2.000 alumnos menos y 600 docentes más bajo amenaza de COVID - Foto: Fotos Rueda Villaverde

El curso escolar 20-21 comenzó ayer para cerca de 98.000 alumnos de Infantil (12.858), Primaria (30.135), Secundaria (20.986), Ciclos Formativos de FP y de otras enseñanzas artísticas y de idiomas de la provincia de Ciudad Real, unos 2.000 menos respecto al curso anterior aunque todavía hay procesos de matriculación abiertos. Sin embargo, el número de profesores se ha incrementado por la nueva situación que se va a vivir en los colegios por el coronavirus. El curso académico marcado por la irrupción del COVID-19 va a contar en la provincia de Ciudad Real con 7.960 profesores, 425 más.
En los próximos días se adjudicarán otras 200 plazas de profesores en los colegios e institutos dentro del Plan de Éxito Educativo y de Prevención del Abandono Escolar Temprano.
El Gobierno de Castilla-La Mancha ha ampliado diferentes medidas en los centros educativos para preservar la salud y la seguridad del alumnado y de los casi 8.000 docentes que van a impartirles formación. Así lo indicó ayer la delegada de la Junta de Comunidades, Carmen Olmedo, en su comparecencia ante los medios para dar a conocer las novedades del curso junto al delegado provincial de la Consejería de Educación, José Caro.
2.000 alumnos menos y 600 docentes más bajo amenaza de COVID2.000 alumnos menos y 600 docentes más bajo amenaza de COVIDEl Ejecutivo regional ha hecho todo lo que está en su mano para que la vuelta a las aulas se haya desarrollado en las mejores condiciones, aseguró Olmedo, quien añadió que la intención de la Administración regional es mantener el modelo presencial de la formación, esto es, en las aulas, mientras sea posible, y de ahí que haya tomado casi una veintena de medidas sanitarias, organizativas y sociales para una vuelta a clase más segura. La primera medida ha sido un plan extraordinario de obras dotado con más de 2,4 millones de euros en la provincia que ha permitido llevar a cabo 117 actuaciones. Además, se están repartiendo 350.000 mascarillas, con homologación UNE, entre otro material sanitario, y se han reforzado los servicios de limpieza.

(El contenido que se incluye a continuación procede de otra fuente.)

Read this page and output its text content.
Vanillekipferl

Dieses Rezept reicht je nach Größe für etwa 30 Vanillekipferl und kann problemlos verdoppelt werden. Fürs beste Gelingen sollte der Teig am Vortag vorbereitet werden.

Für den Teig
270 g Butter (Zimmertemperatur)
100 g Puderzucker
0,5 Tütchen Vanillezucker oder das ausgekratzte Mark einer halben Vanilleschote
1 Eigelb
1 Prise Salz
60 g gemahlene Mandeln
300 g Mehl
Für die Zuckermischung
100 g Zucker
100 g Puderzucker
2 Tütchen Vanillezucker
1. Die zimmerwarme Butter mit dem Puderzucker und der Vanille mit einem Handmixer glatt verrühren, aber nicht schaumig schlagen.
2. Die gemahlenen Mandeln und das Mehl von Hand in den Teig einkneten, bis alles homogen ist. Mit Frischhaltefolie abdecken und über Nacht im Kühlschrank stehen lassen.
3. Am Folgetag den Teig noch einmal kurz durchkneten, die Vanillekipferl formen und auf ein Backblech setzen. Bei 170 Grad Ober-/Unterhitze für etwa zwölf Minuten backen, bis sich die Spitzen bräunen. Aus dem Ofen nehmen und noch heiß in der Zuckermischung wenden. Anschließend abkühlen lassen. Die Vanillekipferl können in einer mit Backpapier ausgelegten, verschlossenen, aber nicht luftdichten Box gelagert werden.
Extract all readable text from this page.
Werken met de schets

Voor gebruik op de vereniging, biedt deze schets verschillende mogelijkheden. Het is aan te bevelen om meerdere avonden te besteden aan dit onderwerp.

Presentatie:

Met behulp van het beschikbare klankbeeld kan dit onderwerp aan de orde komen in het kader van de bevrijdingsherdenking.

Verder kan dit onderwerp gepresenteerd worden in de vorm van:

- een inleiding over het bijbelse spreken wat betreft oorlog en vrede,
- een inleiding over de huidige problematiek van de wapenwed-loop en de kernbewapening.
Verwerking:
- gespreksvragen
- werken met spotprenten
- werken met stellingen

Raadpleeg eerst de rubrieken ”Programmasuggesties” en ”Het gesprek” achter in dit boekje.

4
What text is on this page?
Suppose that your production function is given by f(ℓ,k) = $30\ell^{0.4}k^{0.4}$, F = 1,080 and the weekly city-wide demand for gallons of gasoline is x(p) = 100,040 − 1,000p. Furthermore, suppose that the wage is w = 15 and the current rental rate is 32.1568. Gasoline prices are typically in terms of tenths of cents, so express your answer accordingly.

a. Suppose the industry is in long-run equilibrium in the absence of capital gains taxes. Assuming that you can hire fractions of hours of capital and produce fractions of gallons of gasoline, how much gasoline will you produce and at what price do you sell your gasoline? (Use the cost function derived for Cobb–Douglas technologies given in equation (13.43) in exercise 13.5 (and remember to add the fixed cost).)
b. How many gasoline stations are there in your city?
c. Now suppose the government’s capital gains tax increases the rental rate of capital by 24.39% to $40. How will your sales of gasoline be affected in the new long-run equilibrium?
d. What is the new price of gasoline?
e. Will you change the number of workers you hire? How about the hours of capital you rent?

Los escenarios. Como la realidad puede ser cambiante, se han previsto tres escenarios posibles: uno, de clase presencial; otro semipresencial cuando haya riesgo de transmisión comunitaria, siempre dictaminado por Salud Pública; y un tercero no presencial, telemático, por si se hay un nuevo confinamiento. En este sentido, 24 institutos han solicitado acogerse a una formación semipresencial.
Los 236 centros educativos de la provincia iniciaron el curso con normalidad, de forma presencial, salvo en Bolaños, por el confinamiento, y en colegio Santo Tomás de Villanueva de la capital donde están terminando las obras de adaptación. El delegado de Educación destacó que se han desdoblado 167 unidades en los centros para garantizar la distancia de seguridad.